Most Southeast Asian stock markets rose for a second session on Thursday with the Thai index closing at near three-week high, but foreign investors continued to sell risky assets amid speculation over an early rate hike by the US Federal Reserve. Foreign investors sold a net $65.26 million worth Malaysian shares and $50.61 million worth Indonesian shares. Thailand suffered net foreign outflow of $68.98 million and Manila saw net foreign selling of $3.83 million.

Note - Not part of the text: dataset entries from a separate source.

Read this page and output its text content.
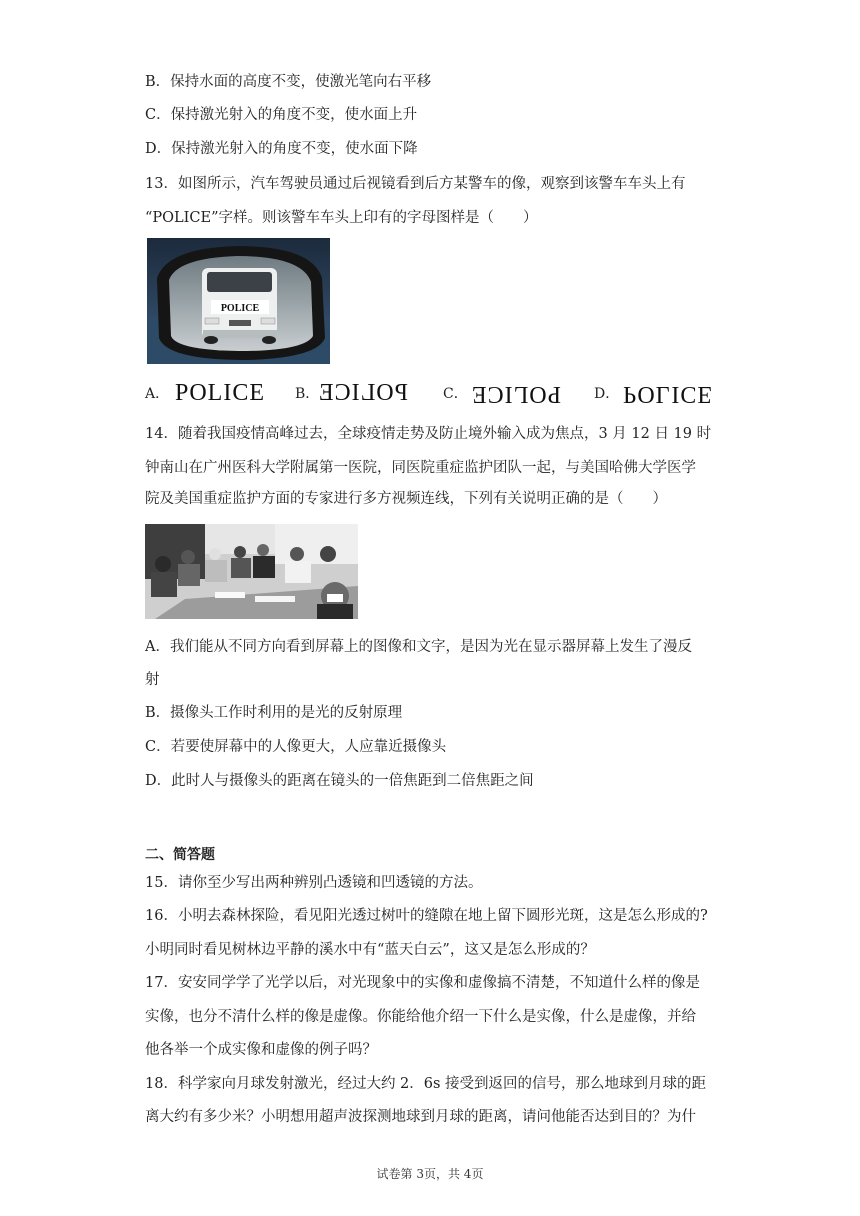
B．保持水面的高度不变，使激光笔向右平移
C．保持激光射入的角度不变，使水面上升
D．保持激光射入的角度不变，使水面下降
13．如图所示，汽车驾驶员通过后视镜看到后方某警车的像，观察到该警车车头上有
“POLICE”字样。则该警车车头上印有的字母图样是（　　）
POLICE
A． POLICE B．
POLICE	C． POLICE D． POLICE
14．随着我国疫情高峰过去，全球疫情走势及防止境外输入成为焦点，3 月 12 日 19 时
钟南山在广州医科大学附属第一医院，同医院重症监护团队一起，与美国哈佛大学医学
院及美国重症监护方面的专家进行多方视频连线，下列有关说明正确的是（　　）
A．我们能从不同方向看到屏幕上的图像和文字，是因为光在显示器屏幕上发生了漫反
射
B．摄像头工作时利用的是光的反射原理
C．若要使屏幕中的人像更大，人应靠近摄像头
D．此时人与摄像头的距离在镜头的一倍焦距到二倍焦距之间
二、简答题
15．请你至少写出两种辨别凸透镜和凹透镜的方法。
16．小明去森林探险，看见阳光透过树叶的缝隙在地上留下圆形光斑，这是怎么形成的?
小明同时看见树林边平静的溪水中有“蓝天白云”，这又是怎么形成的？
17．安安同学学了光学以后，对光现象中的实像和虚像搞不清楚，不知道什么样的像是
实像，也分不清什么样的像是虚像。你能给他介绍一下什么是实像，什么是虚像，并给
他各举一个成实像和虚像的例子吗？
18．科学家向月球发射激光，经过大约 2．6s 接受到返回的信号，那么地球到月球的距
离大约有多少米？小明想用超声波探测地球到月球的距离，请问他能否达到目的？为什
试卷第 3页，共 4页
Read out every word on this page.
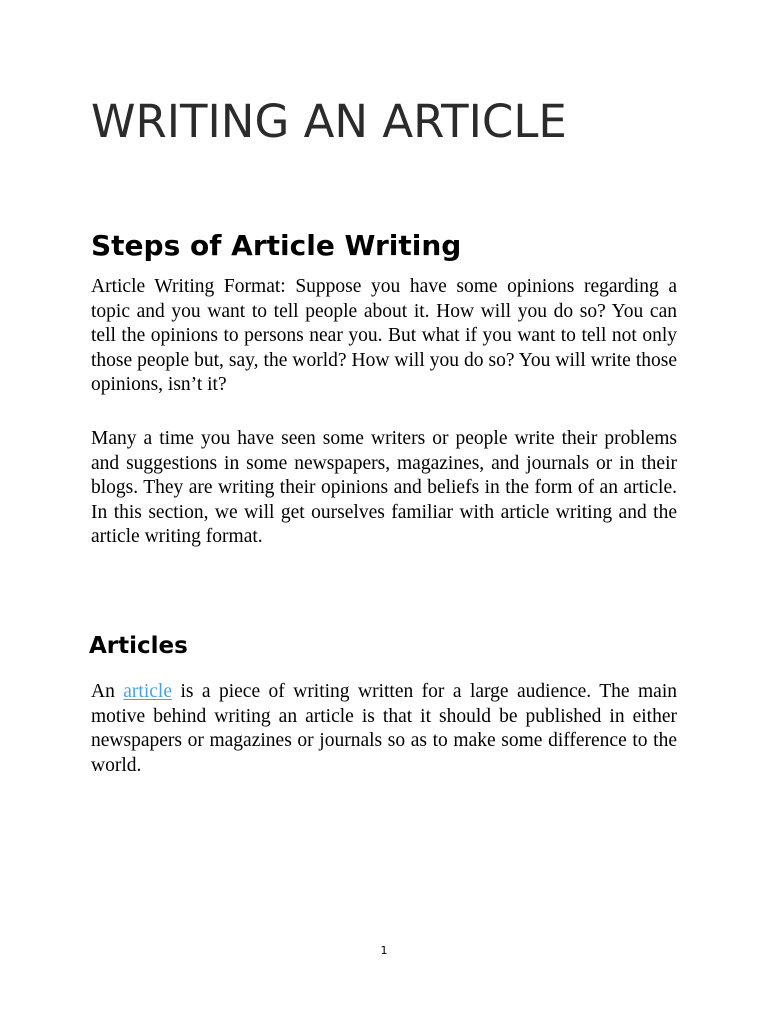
WRITING AN ARTICLE
Steps of Article Writing

Article Writing Format: Suppose you have some opinions regarding a topic and you want to tell people about it. How will you do so? You can tell the opinions to persons near you. But what if you want to tell not only those people but, say, the world? How will you do so? You will write those opinions, isn’t it?

Many a time you have seen some writers or people write their problems and suggestions in some newspapers, magazines, and journals or in their blogs. They are writing their opinions and beliefs in the form of an article. In this section, we will get ourselves familiar with article writing and the article writing format.

Articles

An article is a piece of writing written for a large audience. The main motive behind writing an article is that it should be published in either newspapers or magazines or journals so as to make some difference to the world.

1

The US Fed is expected to raise interest rates sooner than expected as the world's largest economy starts to regain speed, recent positive economic data showed. Thailand's SET index closed 0.7 percent higher to its highest since May 22 led by financials, a day after the country's central bank held policy rates steady as expected, while Singapore rose 0.7 percent to a one-week high.
The Philippine index jumped 1.6 percent, rising for a second straight session from a five-month low hit on Tuesday and its best single-day gain since January 23. Vietnam ended up 1.2 percent at a three-month high on news of a potential cut in stock repayment period. The Jakarta Composite Index, however, bucked the trend, closing 0.1 percent lower, led by state-controlled banks after a report that they would halve lending rates for small businesses.
"We are still seeing foreign selling pressures despite the strong rebound in the US market last night," said Harry Su, head of research at Jakarta-based broker Bahana Securities. "Sentiment is still weak for the Indonesian market on continued political uncertainties and weak growth due to government infrastructure delays." Shares of PT Bank Negara Indonesia fell 3 percent, PT Bank Mandiri were down 2 percent, and PT Bank Rakyat Indonesia lost 2.6 percent.